Artem U is exploring this as an option. No doubt a lot of gen ed requirements will be cut and students will take almost only courses toward the major.  I think prospective students (and especially parents) would fall all over themselves signing up.  Now doubt our arts and humanities faculty will cry bloody blue murder, but I'd offer that a gen ed curriculum is not intended to be a make work program for faculty. And lord knows, we have ZERO evidence that our gen ed curriculum actually results in any meaningful outcomes.  Mostly it seems to be "get it out of the way". 

It's all pretty sad, but that seems to be the way of the world these days.
Funeral by funeral, the academy advances

spork

Quote from: secundem_artem on October 31, 2024, 01:22:45 PM[...]

a gen ed curriculum is not intended to be a make work program for faculty


Regardless of intent, that is the outcome.

Quotewe have ZERO evidence that our gen ed curriculum actually results in any meaningful outcomes


Perhaps evidence that the intent of gen ed requirements is, in fact, job security for faculty.
It's terrible writing, used to obfuscate the fact that the authors actually have nothing to say.

dismalist

#12
 
QuoteI'd offer that a gen ed curriculum is not intended to be a make work program for faculty. And lord knows, we have ZERO evidence that our gen ed curriculum actually results in any meaningful outcomes.

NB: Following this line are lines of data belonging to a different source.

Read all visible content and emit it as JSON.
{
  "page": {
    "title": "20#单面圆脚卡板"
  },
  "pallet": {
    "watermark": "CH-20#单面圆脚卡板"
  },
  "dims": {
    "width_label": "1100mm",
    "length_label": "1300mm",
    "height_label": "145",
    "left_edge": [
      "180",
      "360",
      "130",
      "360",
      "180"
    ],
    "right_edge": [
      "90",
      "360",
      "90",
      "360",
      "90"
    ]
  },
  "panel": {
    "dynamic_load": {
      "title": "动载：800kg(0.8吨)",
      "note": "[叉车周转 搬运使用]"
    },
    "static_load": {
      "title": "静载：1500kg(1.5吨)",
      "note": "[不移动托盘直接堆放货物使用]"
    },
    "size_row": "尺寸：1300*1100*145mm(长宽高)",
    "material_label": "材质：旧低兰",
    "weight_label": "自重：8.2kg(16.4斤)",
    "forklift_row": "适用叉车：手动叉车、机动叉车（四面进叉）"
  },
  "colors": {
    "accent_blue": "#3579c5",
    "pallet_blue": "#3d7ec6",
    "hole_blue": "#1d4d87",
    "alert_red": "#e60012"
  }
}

The meaningful outcome is in fact jobs for the boys, and now, girls! And it's not just gen ed. It's also some majors. Never mind intent, the cause is that administrators don't want or need to be confronted by a large number of faculty, 'ya know dissent, discontent, that sort of thing. Administrators get away with this so long as there's enough money around, never mind the source. What's toughening up now is that the number of customers has stopped growing and has begun to shrink.

The only equitable solution would seem to be to keep on the faculty -- gen ed or otherwise -- even if they have no students. :-)
That's not even wrong!
--Wolfgang Pauli

Wahoo Redux

Quote from: secundem_artem on October 31, 2024, 01:22:45 PMwe have ZERO evidence that our gen ed curriculum actually results in any meaningful outcomes. 

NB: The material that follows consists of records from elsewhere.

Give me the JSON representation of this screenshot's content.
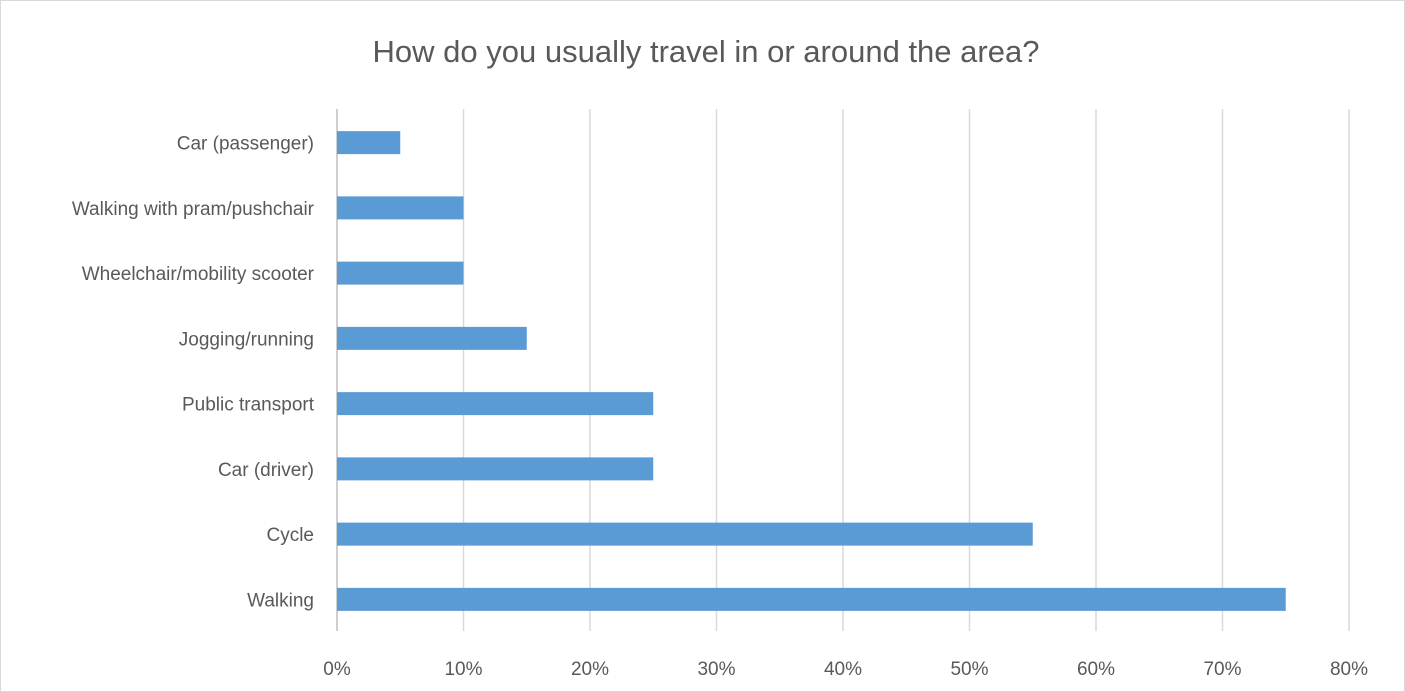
{
  "chart_data": {
    "type": "bar",
    "orientation": "horizontal",
    "title": "How do you usually travel in or around the area?",
    "xlabel": "",
    "ylabel": "",
    "categories": [
      "Car (passenger)",
      "Walking with pram/pushchair",
      "Wheelchair/mobility scooter",
      "Jogging/running",
      "Public transport",
      "Car (driver)",
      "Cycle",
      "Walking"
    ],
    "values": [
      5,
      10,
      10,
      15,
      25,
      25,
      55,
      75
    ],
    "value_unit": "%",
    "xlim": [
      0,
      80
    ],
    "xticks": [
      "0%",
      "10%",
      "20%",
      "30%",
      "40%",
      "50%",
      "60%",
      "70%",
      "80%"
    ],
    "grid": true,
    "legend": "none",
    "bar_color": "#5b9bd5"
  }
}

I'm not disagreeing, but how would one measure this?  How would learning outcomes be accurately assessed?
Come, fill the Cup, and in the fire of Spring
Your Winter-garment of Repentance fling:
The Bird of Time has but a little way
To flutter--and the Bird is on the Wing.

Hegemony

Quote from: secundem_artem on October 31, 2024, 01:22:45 PMAnd lord knows, we have ZERO evidence that our gen ed curriculum actually results in any meaningful outcomes. 

What counts as a meaningful outcome? If they've been exposed to material they're not familiar with, and learned some of it, that sounds meaningful to me. Most of the methods of measurement, and definitions of "meaningful," used by administrators and politicians are pretty trite and simplistic, in my view. They want job statistics or whatnot. If the students are passing the classes, and that means that they've done the work and learned something, that's what I count as meaningful.